Honeyboy Edwards: Roamin’ and Ramblin’

Honeyboy Edwards
Roamin’ and Ramblin’
Earwig
2008-02-19

Honeyboy Edwards is a hopeful musician: Not in the sense that he adheres to a particularly optimistic mantra, but in so far as he inspires hope in traditionalists and die-hard blues fans. As one of the last living people to know the prolific Robert Johnson, Edwards is about as real as they come. His tightly grizzled croon is the same now as it was in his beleaguered youth and his Delta picking is sharp and clear, cutting through his recordings as it would have the smoky jukes of Mississippi. His latest release, Roamin’ and Ramblin’ is a testament to this legacy.

The majority of Roamin’ and Ramblin’ is comprised of his recent 2007 sessions. Employing the help of blues harpists Billy Branch, Johnny “Yard Dog” Jones, and most famously Bobby Rush, much of the disc centers on the tension created between intermittent harmonica blasts and Edwards’ yelping cries and smooth guitar. The washboard driven “Maxwell Street Shuffle” fights this tension through its entirety. As Edwards treads along a 12-bar blues shuffle, Branch attacks the track with his boisterous harp play. You can hear the guitar and harmonica battling back and forth in search of the perfect groove while the washboard stands as the mediator and grounding force. Similarly, “Riding the Rails”, featuring the same supporting cast as “Maxwell Street Shuffle “, forefronts the harp in exchange for interspersed guitar licks.

We’re also given a mass of tracks blending the acoustic, Delta sound of Edwards’ past and the electric sound he later used. “How Long” is a subtle jam that comfortably hovers over a brushed ride and Bobby Rush’s understated electric musings. However, it’s this track that proves Edwards has still got some bite. He often explodes with twanging fills, briefly taking the spotlight before settling back into the groove.

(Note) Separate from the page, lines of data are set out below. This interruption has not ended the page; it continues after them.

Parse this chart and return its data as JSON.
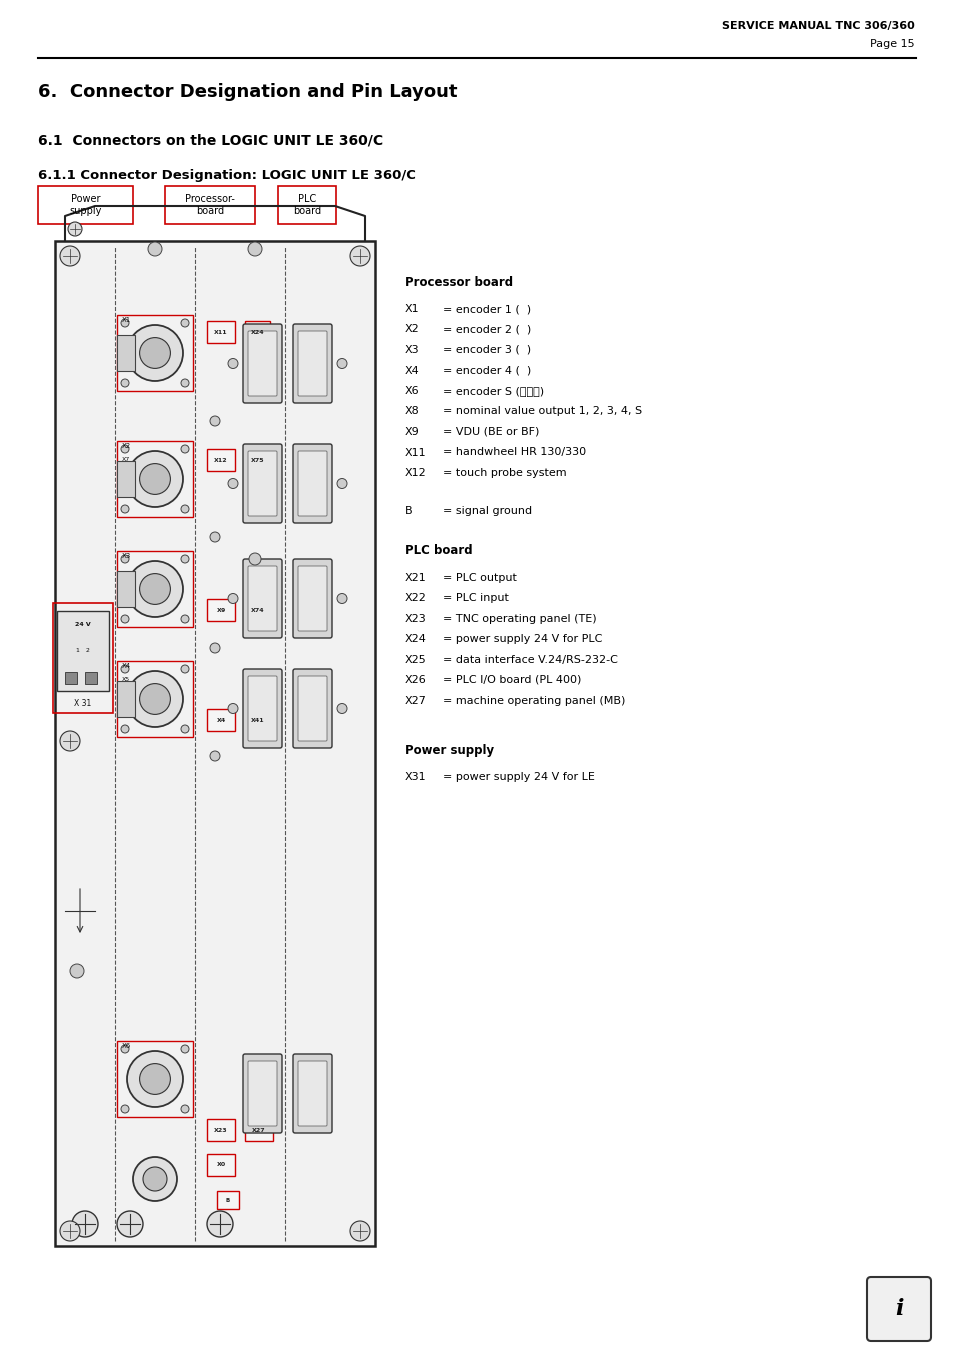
{
  "bg_color": "#ffffff",
  "page_width": 9.54,
  "page_height": 13.51,
  "header_title": "SERVICE MANUAL TNC 306/360",
  "header_page": "Page 15",
  "chapter_title": "6.  Connector Designation and Pin Layout",
  "section_title": "6.1  Connectors on the LOGIC UNIT LE 360/C",
  "subsection_title": "6.1.1 Connector Designation: LOGIC UNIT LE 360/C",
  "label_power_supply": "Power\nsupply",
  "label_processor_board": "Processor-\nboard",
  "label_plc_board": "PLC\nboard",
  "processor_board_title": "Processor board",
  "processor_board_entries": [
    [
      "X1",
      "= encoder 1 (  )"
    ],
    [
      "X2",
      "= encoder 2 (  )"
    ],
    [
      "X3",
      "= encoder 3 (  )"
    ],
    [
      "X4",
      "= encoder 4 (  )"
    ],
    [
      "X6",
      "= encoder S (⎺⎺⎹)"
    ],
    [
      "X8",
      "= nominal value output 1, 2, 3, 4, S"
    ],
    [
      "X9",
      "= VDU (BE or BF)"
    ],
    [
      "X11",
      "= handwheel HR 130/330"
    ],
    [
      "X12",
      "= touch probe system"
    ]
  ],
  "signal_ground": [
    "B",
    "= signal ground"
  ],
  "plc_board_title": "PLC board",
  "plc_board_entries": [
    [
      "X21",
      "= PLC output"
    ],
    [
      "X22",
      "= PLC input"
    ],
    [
      "X23",
      "= TNC operating panel (TE)"
    ],
    [
      "X24",
      "= power supply 24 V for PLC"
    ],
    [
      "X25",
      "= data interface V.24/RS-232-C"
    ],
    [
      "X26",
      "= PLC I/O board (PL 400)"
    ],
    [
      "X27",
      "= machine operating panel (MB)"
    ]
  ],
  "power_supply_title": "Power supply",
  "power_supply_entries": [
    [
      "X31",
      "= power supply 24 V for LE"
    ]
  ],
  "info_icon_text": "i"
}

But while the new recordings are undeniably cut of the Honeyboy cloth, they seem to lack something in comparison to the truly affecting early recordings Roamin’ and Ramblin’ also presents. Taking center stage is the 1942 Alan Lomax clip “The Army Blues.” Recorded during Lomax’s legendary trip through the Delta, recording bluesmen for the Library of Congress — a venture that also documented such artists as Leadbelly, Son House, and Willie Brown — the track has the grainy quality and muddied production of early recordings, giving it a (even if only perceived) authentic quality that simply doesn’t exist anymore. Likewise, his voice is fuller and dripping with the soul that so accented his early career.

Even the previously unreleased tracks from the ’70s have an intangible quality about them that has been lost in the more recent recordings. The trotting guitar and muffled vocal accompaniment of “Low Down Dog” gives the otherwise hollow track an air of raucousness. Meanwhile, “Trouble Everywhere I Go” and “I Was In New Orleans Last Night” hark back to the hopelessness of the Delta blues and carry a sullen, downtrodden sentiment that seems nearly impossibly to recreate in contemporary times.

In a sense, Roamin’ and Ramblin’ is as close as anyone will come to replicating the Delta blues of the early 1900s. Though this is to be expected from someone like Honeyboy Edwards, it’s still an incredible feat; the occasional trouble he had finding the sound on the record shows how impressive Roamin’ and Ramblin’ truly is. In the end, though, we can only hope that Edwards produces more material in the coming years because, unfortunate as it is, he may not be making music for much longer. And with the eventual loss of Honeyboy Edwards, so too will come the loss of America’s last true bluesman.